Раз под вечер они сидели около огонька за походным чайником, как послышалось шлепанье весел на реке, и к самой избушке причалила лодка.
– Гей, мир на стану! – крикнул сильный мужской голос.
– Батюшки, да ведь это Григорий Иваныч…
Удивлению не было конца, когда из лодки за Григорием Иванычем вышли Любочка и Катя. Девочки кинулись на шею к Якову Семенычу, которого давно уже не видали. В сущности, это движение служило только выражением переполнявшей их радости.
– Дедушка, миленький, мы на охоту приехали! – объясняла Любочка. – А как у вас здесь хорошо… Папа добрый и ходил отпрашивать Катю. Марфа Даниловна долго не соглашалась, а папа её уговорил… Мы гребли веслами, дедушка, и нашу лодку так качало, когда шел мимо пароход. Ах, как хорошо…
– Ну, чудеса, как это Марфа-то Даниловна расступилась! – удивлялся Яков Семеныч, лаская девочек. – Ах, вы, стрекозы…
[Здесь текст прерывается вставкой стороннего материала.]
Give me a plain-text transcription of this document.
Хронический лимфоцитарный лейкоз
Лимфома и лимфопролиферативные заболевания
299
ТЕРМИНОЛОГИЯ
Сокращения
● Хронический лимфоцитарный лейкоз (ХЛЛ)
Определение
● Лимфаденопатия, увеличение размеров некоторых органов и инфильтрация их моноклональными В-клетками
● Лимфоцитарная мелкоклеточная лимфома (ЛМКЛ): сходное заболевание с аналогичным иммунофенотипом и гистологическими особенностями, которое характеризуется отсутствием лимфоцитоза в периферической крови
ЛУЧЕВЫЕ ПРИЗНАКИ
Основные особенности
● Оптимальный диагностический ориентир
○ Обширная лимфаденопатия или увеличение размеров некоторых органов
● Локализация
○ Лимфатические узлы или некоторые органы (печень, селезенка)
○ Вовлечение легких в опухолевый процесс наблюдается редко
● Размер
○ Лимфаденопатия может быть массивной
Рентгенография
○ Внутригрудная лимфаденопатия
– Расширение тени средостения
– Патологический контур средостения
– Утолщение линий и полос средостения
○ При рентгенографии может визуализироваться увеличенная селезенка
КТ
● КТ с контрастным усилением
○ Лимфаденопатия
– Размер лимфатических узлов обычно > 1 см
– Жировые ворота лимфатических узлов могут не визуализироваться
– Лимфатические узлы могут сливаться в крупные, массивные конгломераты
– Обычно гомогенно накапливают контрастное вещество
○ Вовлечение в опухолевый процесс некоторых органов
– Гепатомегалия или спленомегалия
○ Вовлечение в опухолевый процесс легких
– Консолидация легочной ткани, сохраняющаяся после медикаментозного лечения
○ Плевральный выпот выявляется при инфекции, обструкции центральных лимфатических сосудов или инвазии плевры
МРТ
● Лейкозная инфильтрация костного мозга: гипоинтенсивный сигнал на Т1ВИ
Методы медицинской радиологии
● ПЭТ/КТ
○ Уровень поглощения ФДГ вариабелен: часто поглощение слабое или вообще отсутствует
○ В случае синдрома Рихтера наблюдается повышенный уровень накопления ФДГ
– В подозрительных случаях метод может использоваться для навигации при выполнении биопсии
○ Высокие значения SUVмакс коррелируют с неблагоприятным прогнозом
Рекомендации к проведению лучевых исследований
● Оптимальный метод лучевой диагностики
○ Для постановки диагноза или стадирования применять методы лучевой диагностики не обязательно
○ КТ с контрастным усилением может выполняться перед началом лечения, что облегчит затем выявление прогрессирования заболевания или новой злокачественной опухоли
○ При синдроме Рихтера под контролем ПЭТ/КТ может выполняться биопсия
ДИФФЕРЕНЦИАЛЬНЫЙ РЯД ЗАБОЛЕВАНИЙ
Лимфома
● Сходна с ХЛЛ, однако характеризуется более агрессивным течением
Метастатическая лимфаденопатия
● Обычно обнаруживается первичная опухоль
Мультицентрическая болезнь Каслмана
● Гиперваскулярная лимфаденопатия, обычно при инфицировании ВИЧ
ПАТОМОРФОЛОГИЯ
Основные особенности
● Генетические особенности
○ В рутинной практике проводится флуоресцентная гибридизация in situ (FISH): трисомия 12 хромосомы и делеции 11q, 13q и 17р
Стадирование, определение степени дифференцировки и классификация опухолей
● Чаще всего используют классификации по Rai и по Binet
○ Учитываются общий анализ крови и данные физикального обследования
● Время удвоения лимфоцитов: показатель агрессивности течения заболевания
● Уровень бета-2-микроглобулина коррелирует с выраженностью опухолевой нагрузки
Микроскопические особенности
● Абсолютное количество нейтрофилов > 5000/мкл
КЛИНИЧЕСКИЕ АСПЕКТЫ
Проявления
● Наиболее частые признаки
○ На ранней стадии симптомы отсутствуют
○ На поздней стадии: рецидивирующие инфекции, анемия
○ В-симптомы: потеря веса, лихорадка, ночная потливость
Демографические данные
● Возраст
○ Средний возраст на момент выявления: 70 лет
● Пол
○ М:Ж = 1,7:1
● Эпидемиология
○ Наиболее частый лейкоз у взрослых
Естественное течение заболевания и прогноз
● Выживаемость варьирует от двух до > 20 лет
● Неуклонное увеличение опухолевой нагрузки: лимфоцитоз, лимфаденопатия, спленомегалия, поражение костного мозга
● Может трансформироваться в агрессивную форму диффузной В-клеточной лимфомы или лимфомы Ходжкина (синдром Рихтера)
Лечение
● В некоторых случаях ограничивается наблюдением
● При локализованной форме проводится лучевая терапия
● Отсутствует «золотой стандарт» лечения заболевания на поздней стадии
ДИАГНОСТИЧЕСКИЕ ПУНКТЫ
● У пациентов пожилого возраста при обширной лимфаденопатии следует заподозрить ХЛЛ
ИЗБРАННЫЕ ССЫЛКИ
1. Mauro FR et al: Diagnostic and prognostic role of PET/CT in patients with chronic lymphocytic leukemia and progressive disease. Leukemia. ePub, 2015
Катя была в Курье в первый еще раз и с особенным вниманием рассматривала всё кругом, онемев от восторга. Боже, как здесь хорошо… какая избушка малюсенькая… и лес совсем близко, и огонек так весело горит, и кругом вода, а город там далеко, назади и чуть брезжит. Зеленая травка едва еще только пробивалась, а березы и прибрежные кусты стояли совсем голые, но это ничего не значит – кругом разливалась какая-то неудержимая воля, простор и счастье. Петр Афонасьевич был очень рад гостям и тоже удивлялся, что Марфа Даниловна отпустила Катю.
– Я словечко такое знаю, – шутил Григорий Иваныч. – Что же в самом-то деле, девочка трудилась целую зиму, можно и отдохнуть один-то денек. Я сегодня вальдшнепов попугаю на заре, а утром какого-нибудь селезня ушибу… Бывает и свинье праздник, а я теперь вольный казак. С земством я кончил… Дело хорошее, да председатель управы у нас дрянь, а я гнуться не умею.
Клепиков и Яков Семеныч только переглянулись: другой бы голову повесил с горя, что место потерял, а этот радуется и отдыхать хочет. Григорий Иваныч понял их мысль и проговорил со своей улыбкой:
– Ничего, свет не клином сошелся… А я устал. Ах, вы, чиновники: всего-то вы боитесь!.. Ну, да это дело десятое, а вот мы выпьем для новоселья.
Гость привез с собой охотничью флягу, и рыбаки были рады пропустить «по единой», благо и закуска своя.
– Девочки, заваривайте уху! – командовал Печаткин. – Чтобы всё было готово, когда я вернусь с охоты…
– Слушаю-с! – бойко ответила Любочка, делая по-солдатски под козырек, а потом бросилась к отцу на шею. – Милый… миленький… милюсенький… ах, как хорошо!.. Катя, а ты что же стоишь? Ведь, если бы не папа, сидела бы теперь дома… Папа, а ты возьмешь нас с Катей на охоту?
– Ну, этого я вам не обещал, деточки… Вы посидите здесь, а я схожу один.
Яков Семеныч перевез Григория Иваныча на лодке через Курью, и охотник скрылся в лесу. Светлого времени оставался всего какой-нибудь час, и Петр Афонасьевич повез девочек осматривать настороженные снасти. Любочка была в восторге, а Катя только морщилась, когда в воде трепетала рыба, попавшая на железный крюк. Она закрывала глаза, когда отец осторожно подхватывал отчаянно метавшуюся в воде рыбу особым сачком и выбрасывал в лодку.